Objection: Potentiated means stronger!?!

Lesedauer / Reading Time: 4 min

Water lilies grow on a lake and their surface area increases tenfold every day. After nine days the lake is completely overgrown. How much of its surface is covered after eight days? (Solution at the end)

What does that have to do with homeopathy? Quite a lot. A central feature of homeopathic remedies is their potentiation, i.e. the multiple dilution of the initial substances. This is based on the pre-scientific idea that the more diluted a substance is, the stronger its effect. In each step, the original substance in which the selected material was dissolved is diluted with the solvent (distilled water or ethanol) in a prescribed procedure and shaken.

The abbreviation D (Latin decem = ten) for homeopathic remedies refers to the tenfold dilution at each step, the abbreviation C (Latin centum = hundred) to the hundredfold. The number behind D or C indicates the number of dilution steps. D6 – a frequently used “potency” – therefore means one part of original substance per one million parts of solvent.

If we transfer this to the volume of liquids, we get a ratio of one millilitre – which is roughly the amount that runs back into an emptied water glass – to 1,000 litres, which corresponds to about seven full bathtubs. This means that the solution still contains detectable amounts of the original substance. Whether these are physiologically effective, however, can rightly be doubted. D12 is now not a double dilution like D6 – and certainly not the double effectiveness -, but the one million higher dilution. Even with small differences in the numbers it is often forgotten that about D7 represents ten times the dilution of D6, D8 one hundred times.

If we now want to produce a product with the potency D12, we take a drop from one of our seven bathtubs with D6 and distribute it evenly over a further seven bathtubs with water. If this liquid is not marketed as a drop – which use alcohol as a solvent and are diluted with water again before ingestion – we then spray it with a factor of 1 to 100 (0.1 gram solution on 10 grams of globules) onto sugar globules and let them dry. Our homeopathic remedy D12 would then be ready for sale.

The problem with the term “potentiation” is that “potency” has a different meaning in colloquial language as in science than in homeopathy, namely from the Latin word potentia “power, strength, ability”. In pharmacology, for example, the potency of a substance describes its potency, substances with higher potency work in lower concentrations than those with lower potency. In homeopathy, the meaning is exactly the opposite; the higher the potency, the less the initial substance is contained – not a single molecule at D23 at the latest.

For D23, by the way, you would need a quantity of water to dilute one gram of basic substance, which corresponds to the content of the Pacific and Indian Oceans together. In practice, however, nine tenths of the solution are simply poured away before each dilution step.

Potentiation therefore does not mean that the agents with a higher dilution are more effective, more “potent”, but that, on the contrary, they contain a factor of ten (or even one hundred) less active substance from step to step and therefore, according to all scientific criteria, cannot have a pharmacological effect. (And why there is no “energy” during potentiation, read here.)

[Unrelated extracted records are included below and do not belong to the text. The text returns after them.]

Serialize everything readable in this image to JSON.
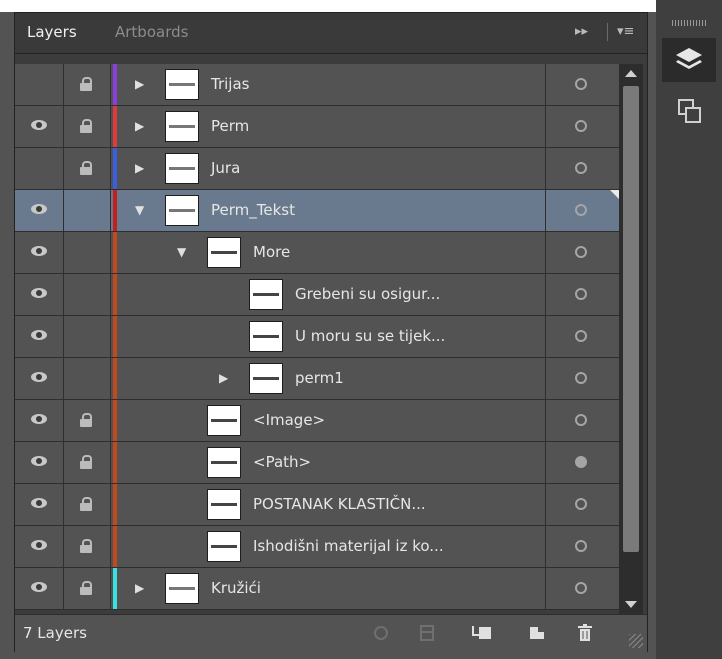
{
  "tabs": [
    {
      "label": "Layers",
      "active": true
    },
    {
      "label": "Artboards",
      "active": false
    }
  ],
  "toolbar_icons": [
    "fast-forward-icon",
    "panel-menu-icon"
  ],
  "layers": [
    {
      "name": "Trijas",
      "visible": false,
      "locked": true,
      "color": "#8a3ee0",
      "expanded": false,
      "has_children": true,
      "indent": 0,
      "target": "hollow",
      "selected": false
    },
    {
      "name": "Perm",
      "visible": true,
      "locked": true,
      "color": "#e03a3a",
      "expanded": false,
      "has_children": true,
      "indent": 0,
      "target": "hollow",
      "selected": false
    },
    {
      "name": "Jura",
      "visible": false,
      "locked": true,
      "color": "#3a5ee0",
      "expanded": false,
      "has_children": true,
      "indent": 0,
      "target": "hollow",
      "selected": false
    },
    {
      "name": "Perm_Tekst",
      "visible": true,
      "locked": false,
      "color": "#c0201e",
      "expanded": true,
      "has_children": true,
      "indent": 0,
      "target": "hollow",
      "selected": true
    },
    {
      "name": "More",
      "visible": true,
      "locked": false,
      "color": "#c04a20",
      "expanded": true,
      "has_children": true,
      "indent": 1,
      "target": "hollow",
      "selected": false
    },
    {
      "name": "Grebeni su osigur...",
      "visible": true,
      "locked": false,
      "color": "#c04a20",
      "expanded": false,
      "has_children": false,
      "indent": 2,
      "target": "hollow",
      "selected": false
    },
    {
      "name": "U moru su se tijek...",
      "visible": true,
      "locked": false,
      "color": "#c04a20",
      "expanded": false,
      "has_children": false,
      "indent": 2,
      "target": "hollow",
      "selected": false
    },
    {
      "name": "perm1",
      "visible": true,
      "locked": false,
      "color": "#c04a20",
      "expanded": false,
      "has_children": true,
      "indent": 2,
      "target": "hollow",
      "selected": false
    },
    {
      "name": "<Image>",
      "visible": true,
      "locked": true,
      "color": "#c04a20",
      "expanded": false,
      "has_children": false,
      "indent": 1,
      "target": "hollow",
      "selected": false
    },
    {
      "name": "<Path>",
      "visible": true,
      "locked": true,
      "color": "#c04a20",
      "expanded": false,
      "has_children": false,
      "indent": 1,
      "target": "filled",
      "selected": false
    },
    {
      "name": "POSTANAK KLASTIČN...",
      "visible": true,
      "locked": true,
      "color": "#c04a20",
      "expanded": false,
      "has_children": false,
      "indent": 1,
      "target": "hollow",
      "selected": false
    },
    {
      "name": "Ishodišni materijal iz ko...",
      "visible": true,
      "locked": true,
      "color": "#c04a20",
      "expanded": false,
      "has_children": false,
      "indent": 1,
      "target": "hollow",
      "selected": false
    },
    {
      "name": "Kružići",
      "visible": true,
      "locked": true,
      "color": "#3ae0e0",
      "expanded": false,
      "has_children": true,
      "indent": 0,
      "target": "hollow",
      "selected": false
    }
  ],
  "status": {
    "layer_count": "7 Layers"
  },
  "bottom_icons": [
    "locate-object-icon",
    "make-clipping-mask-icon",
    "create-sublayer-icon",
    "create-new-layer-icon",
    "delete-icon"
  ],
  "side_dock": [
    "layers-panel-icon",
    "artboards-panel-icon"
  ]
}
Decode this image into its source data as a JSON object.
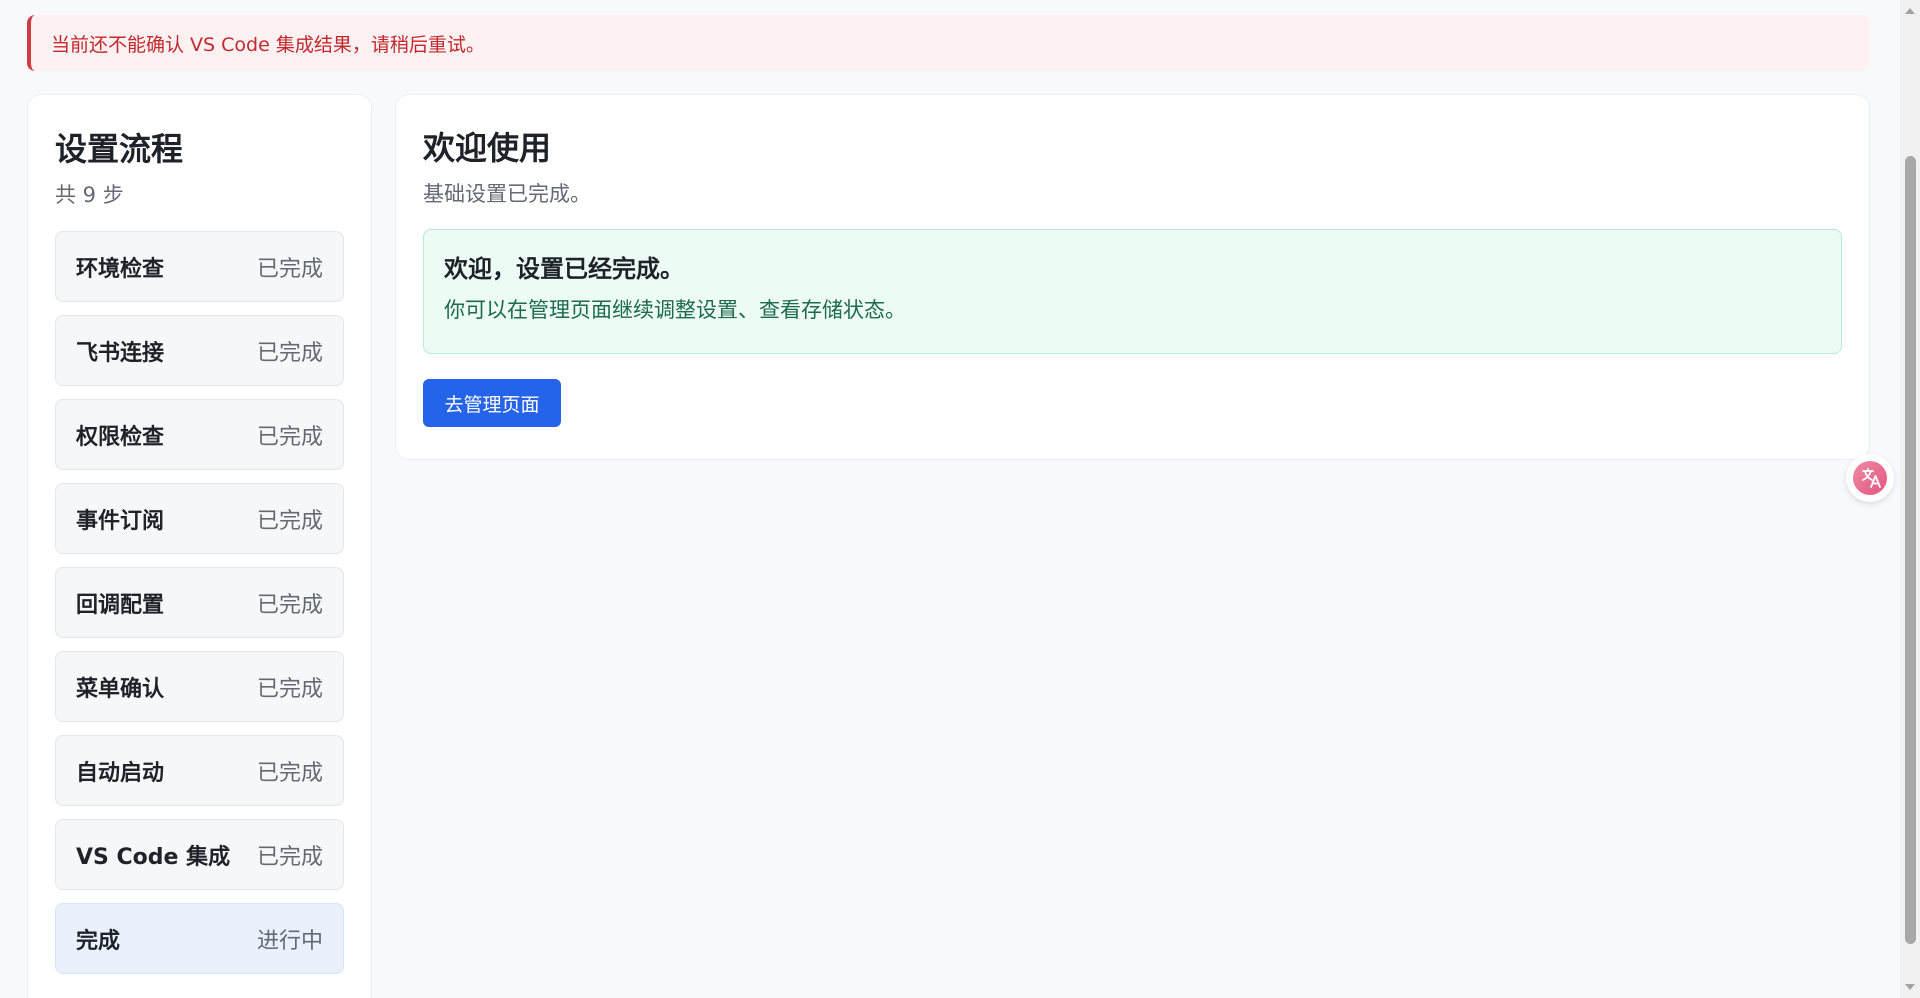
{
  "alert": {
    "message": "当前还不能确认 VS Code 集成结果，请稍后重试。"
  },
  "sidebar": {
    "title": "设置流程",
    "subtitle": "共 9 步",
    "steps": [
      {
        "name": "环境检查",
        "status": "已完成"
      },
      {
        "name": "飞书连接",
        "status": "已完成"
      },
      {
        "name": "权限检查",
        "status": "已完成"
      },
      {
        "name": "事件订阅",
        "status": "已完成"
      },
      {
        "name": "回调配置",
        "status": "已完成"
      },
      {
        "name": "菜单确认",
        "status": "已完成"
      },
      {
        "name": "自动启动",
        "status": "已完成"
      },
      {
        "name": "VS Code 集成",
        "status": "已完成"
      },
      {
        "name": "完成",
        "status": "进行中"
      }
    ]
  },
  "main": {
    "title": "欢迎使用",
    "subtitle": "基础设置已完成。",
    "success": {
      "title": "欢迎，设置已经完成。",
      "description": "你可以在管理页面继续调整设置、查看存储状态。"
    },
    "button_label": "去管理页面"
  },
  "floating": {
    "icon": "translate-icon"
  },
  "colors": {
    "accent": "#2563eb",
    "error": "#c2282f",
    "success_bg": "#edfbf5",
    "active_step_bg": "#eaf1fd"
  }
}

Exponential growth or exponential atrophy are processes that are difficult to grasp intuitively. We can hardly imagine doubling (2n …) or tenfold (10n …) at each individual step, or an exponential decrease as in homeopathic dilution (10n …), after each step only one tenth of the initial substance is left). We are practically always wrong about such nonlinear developments if we have to estimate the results after only a few steps. In everyday life we encounter these developments, for example, in compound interest: we always underestimate the development of a credit that bears interest annually, including the interest accrued to date, over a longer period of time: At an interest rate of 5 % in 50 years, € 1,000 will become € 11467.40. If we were to consider only the annual interest rate of € 50 without the compound interest effect, it would only be € 3,500.

Exponential is therefore a function in which there is a percentage change in each step compared with the previous position. Each change affects the following.

For example, it only takes nine days to decimate one billion euros to one euro if your assets are only one tenth of the value of the previous day every day. Such a loss in value occurs in hyperinflation, where money has less purchasing power every day.

It is just as difficult for people to imagine very large or very small numbers and quantities. For example, people like to confuse millions and billions, the latter being a thousand times larger. Example: It takes almost three years to accumulate one billion euros if you get one million euros every day. For a trillion (10 to the power of 12) one would have to multiply the period by 1,000. 3,000 years ago the biblical King David lived, so you would have to have received one million euros a day since his birth. Even larger or smaller numbers can practically no longer be grasped intuitively, also because they do not occur in our everyday perception.


P.S.: The answer to the question at the beginning is: On the eighth day, one tenth of the water surface is covered with water lilies, on the seventh with one percent.